Andy (Off Grid Garage) ran into that same error. It is due to the default config being set to 8 cells rather than 4 in your setup. You might rewatch his review as he ran across a couple of other little gotchas on the road to getting it working
 
Andy (Off Grid Garage) ran into that same error. It is due to the default config being set to 8 cells rather than 4 in your setup. You might rewatch his review as he ran across a couple of other little gotchas on the road to getting it working
Another of the things that Andy found was that the default chemistry was not LFP so that needed to be changed as well as the limits.
 
Andy (Off Grid Garage) ran into that same error.
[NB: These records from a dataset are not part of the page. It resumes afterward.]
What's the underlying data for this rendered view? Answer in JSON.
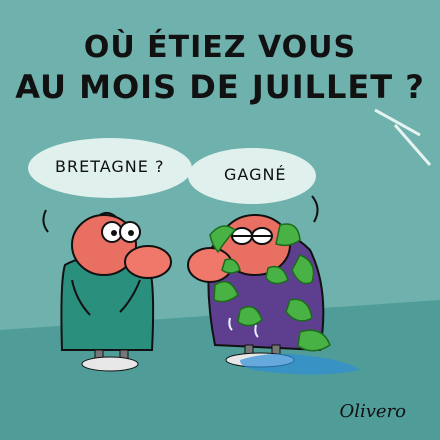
{
  "cartoon": {
    "title_line1": "OÙ ÉTIEZ VOUS",
    "title_line2": "AU MOIS DE JUILLET ?",
    "left_character": {
      "speech": "BRETAGNE ?"
    },
    "right_character": {
      "speech": "GAGNÉ"
    },
    "signature": "Olivero"
  },
  "colors": {
    "background": "#6fb2ad",
    "floor": "#4f9c98",
    "bubble": "#dff0ed",
    "skin": "#e96f63",
    "left_shirt": "#2b8f7e",
    "right_shirt": "#5e3f8f",
    "seaweed": "#49b244",
    "puddle": "#2f8fd7"
  }
}
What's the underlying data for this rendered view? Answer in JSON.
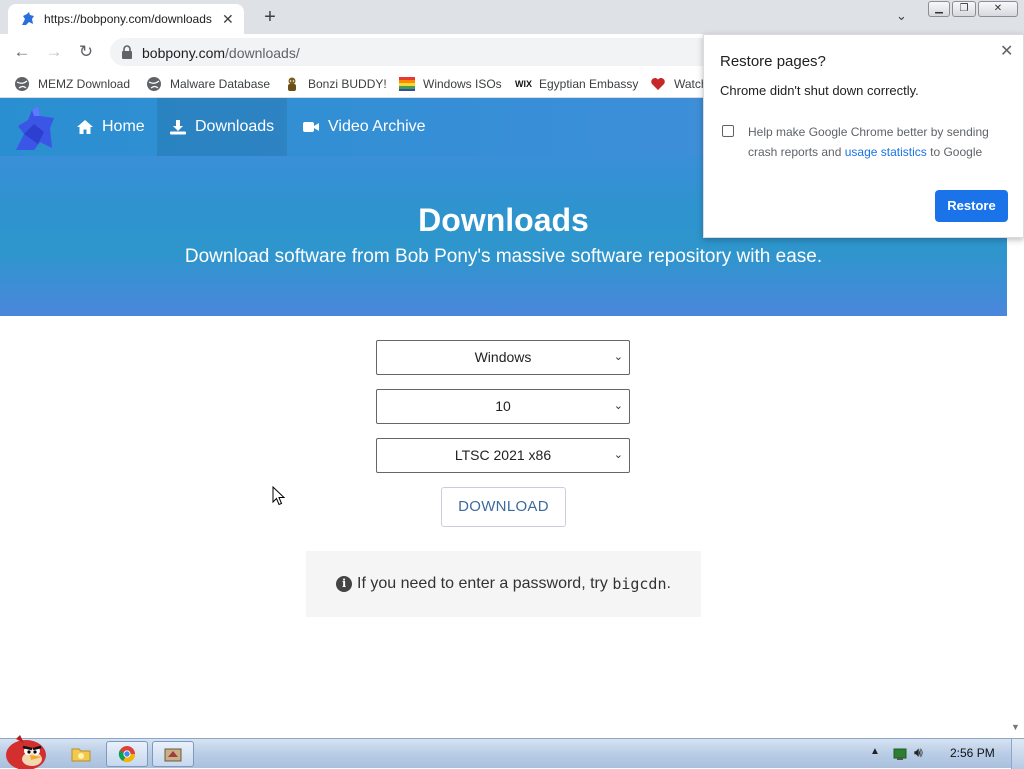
{
  "browser": {
    "tab_title": "https://bobpony.com/downloads",
    "tab_close": "✕",
    "new_tab": "+",
    "url_host": "bobpony.com",
    "url_path": "/downloads/"
  },
  "bookmarks": [
    {
      "label": "MEMZ Download",
      "icon": "globe-icon"
    },
    {
      "label": "Malware Database",
      "icon": "globe-icon"
    },
    {
      "label": "Bonzi BUDDY!",
      "icon": "bonzi-icon"
    },
    {
      "label": "Windows ISOs",
      "icon": "windows-flag-icon"
    },
    {
      "label": "Egyptian Embassy",
      "icon": "wix-icon"
    },
    {
      "label": "Watch",
      "icon": "heart-icon"
    }
  ],
  "site": {
    "nav": [
      {
        "label": "Home",
        "icon": "home-icon"
      },
      {
        "label": "Downloads",
        "icon": "download-icon"
      },
      {
        "label": "Video Archive",
        "icon": "video-icon"
      }
    ],
    "hero_title": "Downloads",
    "hero_subtitle": "Download software from Bob Pony's massive software repository with ease.",
    "selects": [
      {
        "value": "Windows"
      },
      {
        "value": "10"
      },
      {
        "value": "LTSC 2021 x86"
      }
    ],
    "download_button": "DOWNLOAD",
    "note_text": "If you need to enter a password, try",
    "note_code": "bigcdn",
    "note_end": "."
  },
  "popup": {
    "title": "Restore pages?",
    "message": "Chrome didn't shut down correctly.",
    "checkbox_text": "Help make Google Chrome better by sending crash reports and",
    "checkbox_link": "usage statistics",
    "checkbox_tail": "to Google",
    "restore_button": "Restore"
  },
  "taskbar": {
    "clock": "2:56 PM"
  },
  "colors": {
    "accent": "#1a73e8",
    "site_blue": "#2e96cc"
  }
}
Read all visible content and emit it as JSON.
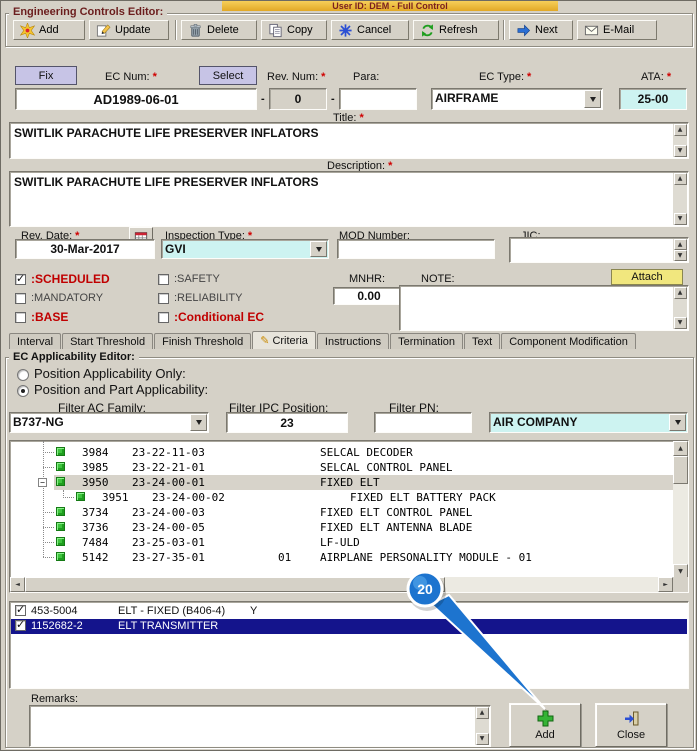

It is due to the default config being set to 8 cells rather than 4 in your setup. You might rewatch his review as he ran across a couple of other little gotchas on the road to getting it working
I can now connect, but cannot set parameters from the Bluetooth/Android App. It insists that I have "failed password verification" every time, both before resetting the default PW ('1234') and modifying it to be '12345'. Restarted the phone and the BMS as well, for both password values.

Unsure whether I should perhaps downgrade to the previous version of the App. I am running V4.6.5.
 
The '123456' default password to change settings is not yet documented in the draft manual's English translation. I'm in!